I’ve been overthinking the flow and passing of time, falling down the rabbit hole of insanity, trying to understand and trying to fathom why we constantly are in motion whether it be still, slow, or even a fast paced motion. Really it’s exhausting trying to not think about it.
My question for everything big or small is why.
Why are we constantly in motion? Why are we constantly moving? Why are we only given a limited time on this planet? Why are we here?
What does it all mean?
And I have yet to find the answers. But then again I am not working. I don’t have a job to go to every day.
I’ve been overthinking even the smallest things like movement, motion, words, how everything can change in an instant. I’m questioning my existence, my meaning in life, my purpose. Right now this is all I can think of.
It is because I am idle, not even actively doing anything, not moving towards a goal, or even doing anything worth going after or anything meaningful.
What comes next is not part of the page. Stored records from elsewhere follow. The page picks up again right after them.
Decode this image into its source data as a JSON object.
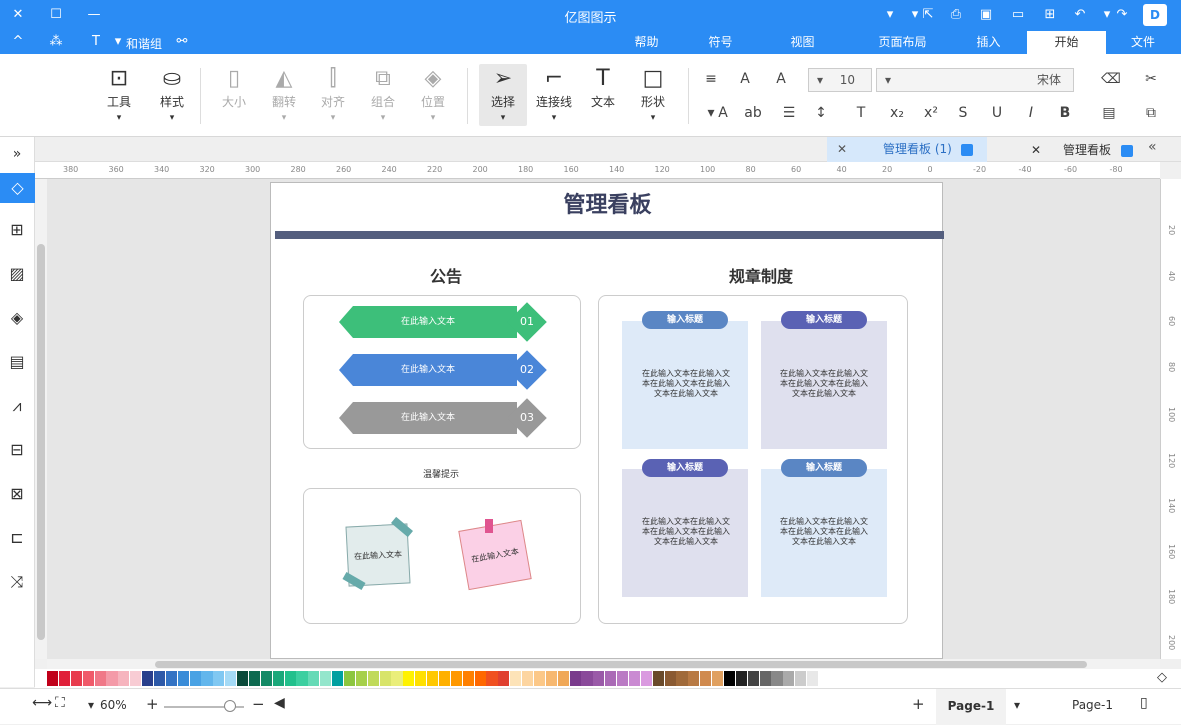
{
  "app": {
    "title": "亿图图示"
  },
  "titlebar": {
    "logo_icon": "d-logo-icon"
  },
  "tabs": [
    "文件",
    "开始",
    "插入",
    "页面布局",
    "视图",
    "符号",
    "帮助"
  ],
  "tabrow_left": {
    "group_label": "和谐组"
  },
  "ribbon": {
    "font_name": "宋体",
    "font_size": "10",
    "groups": {
      "tools": "工具",
      "style": "样式",
      "size": "大小",
      "flip": "翻转",
      "align": "对齐",
      "combine": "组合",
      "position": "位置",
      "select": "选择",
      "connector": "连接线",
      "text": "文本",
      "shape": "形状"
    }
  },
  "doc_tabs": [
    {
      "label": "管理看板",
      "active": false
    },
    {
      "label": "管理看板 (1)",
      "active": true
    }
  ],
  "ruler": {
    "h_ticks": [
      "380",
      "360",
      "340",
      "320",
      "300",
      "280",
      "260",
      "240",
      "220",
      "200",
      "180",
      "160",
      "140",
      "120",
      "100",
      "80",
      "60",
      "40",
      "20",
      "0",
      "-20",
      "-40",
      "-60",
      "-80"
    ],
    "v_ticks": [
      "20",
      "40",
      "60",
      "80",
      "100",
      "120",
      "140",
      "160",
      "180",
      "200"
    ]
  },
  "board": {
    "title": "管理看板",
    "section_right": "规章制度",
    "section_left": "公告",
    "notes": [
      {
        "title": "输入标题",
        "body": "在此输入文本在此输入文本在此输入文本在此输入文本在此输入文本"
      },
      {
        "title": "输入标题",
        "body": "在此输入文本在此输入文本在此输入文本在此输入文本在此输入文本"
      },
      {
        "title": "输入标题",
        "body": "在此输入文本在此输入文本在此输入文本在此输入文本在此输入文本"
      },
      {
        "title": "输入标题",
        "body": "在此输入文本在此输入文本在此输入文本在此输入文本在此输入文本"
      }
    ],
    "arrows": [
      {
        "num": "01",
        "text": "在此输入文本",
        "color": "#3dbf7a"
      },
      {
        "num": "02",
        "text": "在此输入文本",
        "color": "#4a86d8"
      },
      {
        "num": "03",
        "text": "在此输入文本",
        "color": "#999999"
      }
    ],
    "reminder_title": "温馨提示",
    "stickies": [
      "在此输入文本",
      "在此输入文本"
    ]
  },
  "status": {
    "page_selector": "Page-1",
    "page_tab": "Page-1",
    "zoom": "60%"
  },
  "palette": [
    "#c0001a",
    "#e0203a",
    "#e83c4e",
    "#f05a6a",
    "#f07888",
    "#f49aa8",
    "#f6b4be",
    "#f8ccd4",
    "#2a3f8c",
    "#2d59a8",
    "#3373c4",
    "#3a8cd8",
    "#49a2e4",
    "#62b6ec",
    "#80c8f2",
    "#a4daf6",
    "#0a4a3a",
    "#0e6a50",
    "#148a66",
    "#1aa87a",
    "#22c08c",
    "#3ccfa0",
    "#66dab6",
    "#94e6cc",
    "#00a0a0",
    "#8cc63f",
    "#a6d04a",
    "#c0da5a",
    "#d8e46a",
    "#eaee7a",
    "#fff200",
    "#ffe000",
    "#ffc800",
    "#ffb000",
    "#ff9800",
    "#ff8000",
    "#ff6800",
    "#f05020",
    "#e04030",
    "#fde3b8",
    "#fdd5a0",
    "#fcc888",
    "#f7b870",
    "#f0a858",
    "#7a3b8c",
    "#8a4a9a",
    "#9a5aa8",
    "#aa6ab6",
    "#ba7ac4",
    "#ca8ad2",
    "#da9ae0",
    "#6a4a2a",
    "#8a5a32",
    "#a06a3a",
    "#b87a44",
    "#d08a4e",
    "#e0a060",
    "#000000",
    "#222222",
    "#444444",
    "#666666",
    "#888888",
    "#aaaaaa",
    "#cccccc",
    "#e8e8e8"
  ]
}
I’ve lost my passion for life. I’ve lost my love for it. I am caught and lost in this depressive circular loop that I cannot seem to escape. It’s like a mobius loop that I’m unable to escape and that I”m trying so hard to get out of.
I know this will pass. I know that I will forget about all of this and move on and live my life the way I want to.
Because life is about the human experience. It’s about cherishing moments, remembering stories, sharing them with friends, hoping for a brighter future, paving a brighter future for generations to come, enjoying life.
And I’m not enjoying mine right now.
I’m working on finding a solution and trying to find help so I can process and stop this insane thinking. But so far everything looks bleak.